According to Zeigler-Nichols, the optimum P value is therefore 1200/2.2 = 545, and the optimum value of the I term is in the vicinity of (1.2*1200)/400 = 3.6. Armed with that information, I started another series of measurements, this time fixing the P value at 600 and sweeping through values of the I term:
This plot is quite nice, because you can clearly see the role of the integral term. With only a proportional term (black trace), the control loop does a respectable job but is drooping outside the desired 0.1°C accuracy band. Adding a small integral term immediately fixes this, but too much and the loop becomes unstable. In this particular case it looks like I=2 is about right. I imagine that if you changed the appliance used for the bath (e.g. swapped in a crockpot or a different rice cooker) these terms would need adjusting. Probably there is enough computational power in the microcontroller to set up some kind of auto-tune function, but that's a job for another day.
And with that we've got a tuned sous vide cooker, all ready to go!

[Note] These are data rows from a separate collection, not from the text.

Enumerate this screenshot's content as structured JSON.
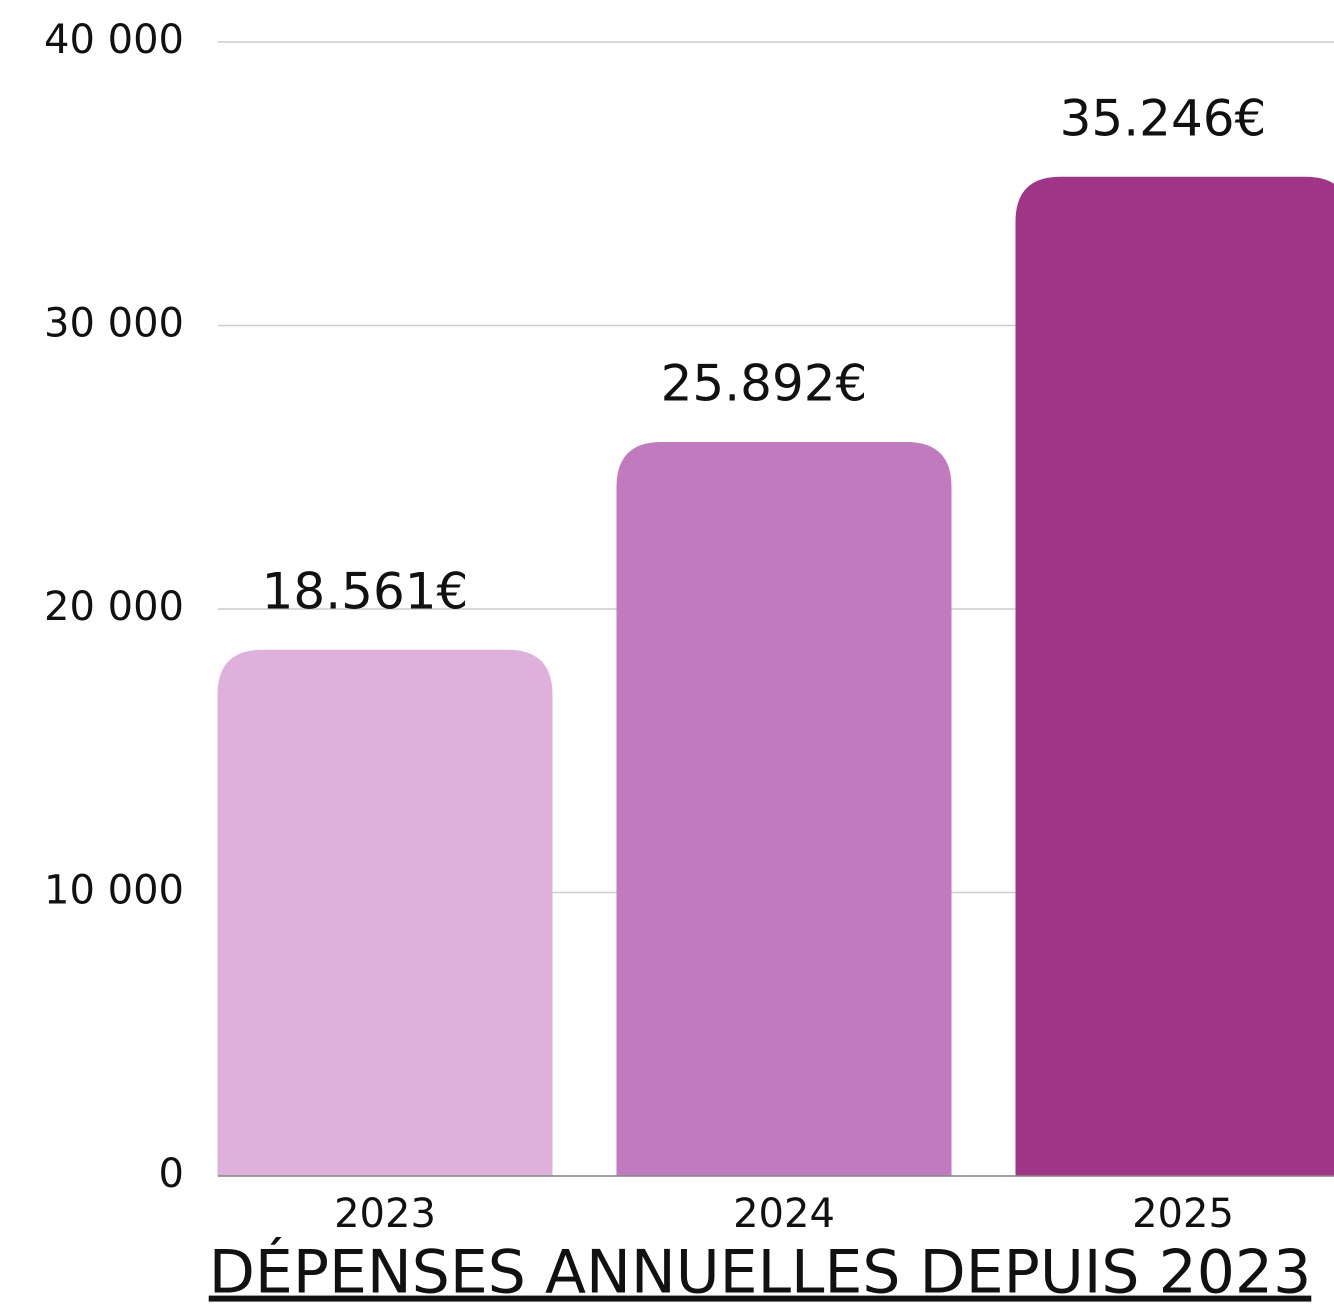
{
  "chart_data": {
    "type": "bar",
    "title": "DÉPENSES ANNUELLES DEPUIS 2023",
    "categories": [
      "2023",
      "2024",
      "2025"
    ],
    "values": [
      18561,
      25892,
      35246
    ],
    "value_labels": [
      "18.561€",
      "25.892€",
      "35.246€"
    ],
    "colors": [
      "#e0b0dc",
      "#c179c0",
      "#a03587"
    ],
    "ylim": [
      0,
      40000
    ],
    "yticks": [
      0,
      {
        "value": 10000,
        "label": "10 000"
      },
      {
        "value": 20000,
        "label": "20 000"
      },
      {
        "value": 30000,
        "label": "30 000"
      },
      {
        "value": 40000,
        "label": "40 000"
      }
    ],
    "grid": true
  }
}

I don't have any epic food photos to tantalize you with - I'm usually too preoccupied with immediately eating the results to faff around taking photos - but I can assure you that the Sou Vader works very well. For the last few months it's been given an absolute hammering in the kitchen, cooking things like eggs, steaks, pulled pork and creme brulee custards. Some with results you couldn't achieve any other way, some with results which you could achieve conventionally, but only if you were very good in the kitchen. Most recently it produced a super Australian chili with kangaroo mince and wattleseed, cooked straight in the rice cooker (no water bath) for 20 hours at 57°C.
I don't own a vacuum sealer, but as I mentioned earlier this is not really a deal breaker. When food needs to be bagged you can get by just fine using ziplock bags, dipped in a sink full of water to squeeze all the air out.
That's all for now. Go forth, build something fun, and eat the fruits of your labour!